The People, etc., respondent, v. Denise Dunham, appellant.
Submitted-October 1, 2010
DECISION & ORDER
Appeal by the defendant from a judgment of the County Court, Westchester County (Loehr, J.), rendered August 1, 2008, convicting her of grand larceny in the third degree (two counts), falsifying business records in the first degree (seven counts), and official misconduct, upon a jury verdict, and imposing sentence.
ORDERED that the judgment is affirmed.
Viewing the evidence in the light most favorable to the prosecution (see People v. Contes, 60 N.Y.2d 620), we find that it was legally sufficient to establish the defendant's guilt beyond a reasonable doubt. Moreover, upon our independent review pursuant to CPL 470.15(5), we are satisfied that the verdict of guilt was not against the weight of the evidence (see People v. Romero, 7 NY3d 633).

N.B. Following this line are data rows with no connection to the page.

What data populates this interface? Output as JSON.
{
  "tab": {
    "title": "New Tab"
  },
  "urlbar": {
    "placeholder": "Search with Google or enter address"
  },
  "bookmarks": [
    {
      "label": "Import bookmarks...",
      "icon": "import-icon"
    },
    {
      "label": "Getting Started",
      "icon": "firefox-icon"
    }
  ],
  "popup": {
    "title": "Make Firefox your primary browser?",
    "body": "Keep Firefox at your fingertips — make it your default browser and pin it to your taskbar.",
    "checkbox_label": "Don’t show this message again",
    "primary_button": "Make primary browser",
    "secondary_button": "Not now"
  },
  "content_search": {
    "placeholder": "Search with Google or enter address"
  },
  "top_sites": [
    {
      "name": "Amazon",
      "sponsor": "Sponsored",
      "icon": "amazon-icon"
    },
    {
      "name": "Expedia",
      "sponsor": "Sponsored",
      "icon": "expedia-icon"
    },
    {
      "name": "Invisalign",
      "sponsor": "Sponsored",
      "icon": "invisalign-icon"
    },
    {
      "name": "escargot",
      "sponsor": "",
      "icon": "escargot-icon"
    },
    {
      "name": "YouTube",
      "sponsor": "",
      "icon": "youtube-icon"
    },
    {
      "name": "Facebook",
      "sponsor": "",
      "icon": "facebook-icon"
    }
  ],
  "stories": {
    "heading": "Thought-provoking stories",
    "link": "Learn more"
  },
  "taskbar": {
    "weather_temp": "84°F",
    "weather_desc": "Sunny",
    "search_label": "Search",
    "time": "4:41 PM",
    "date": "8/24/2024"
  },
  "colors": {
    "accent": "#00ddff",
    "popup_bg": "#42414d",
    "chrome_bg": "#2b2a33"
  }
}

The defendant argues that the trial court improperly admitted into evidence various documents. The majority of these documents were properly admitted under the business records exception to the hearsay rule (see CPLR 4518[a], 4539[a]; Ed Guth Realty v. Gingold, 34 N.Y.2d 440, 446; People v. Haque, 70 AD3d 967; Kaliontzakis v. Papadakos, 69 AD3d 803; Matter of Thomma, 232 A.D.2d 422; People v. Weinberg, 183 A.D.2d 932). To the extent that any document was improperly admitted into evidence, the error was harmless, as there was overwhelming evidence of the defendant's guilt, and no significant probability that the error contributed to her conviction (see People v. Crimmins, 36 N.Y.2d 230, 241-242; People v. Miller, 59 AD3d 463).
The defendant's contention that the prosecutor's remarks during summation constituted reversible error is unpreserved for appellate review. The defendant either failed to object to the remarks or her objections were sustained without any further request for curative instructions or a mistrial (see CPL 470.05; People v. Dorsette, 47 AD3d 728; People v. Carter, 36 AD3d 624). In any event, the challenged remarks, for the most part, were fair comment on the evidence or were responsive to defense counsel's summation (see People v. Crawford, 54 AD3d 961; People v. Applewhite, 50 AD3d 1046). Although one of the remarks was improper, it was not so egregious as to deprive the defendant of a fair trial (see People v. Philbert, 60 AD3d 698; People v. Nisvis, 56 AD3d 574).
SKELOS, J.P., ENG, BELEN and HALL, JJ., concur.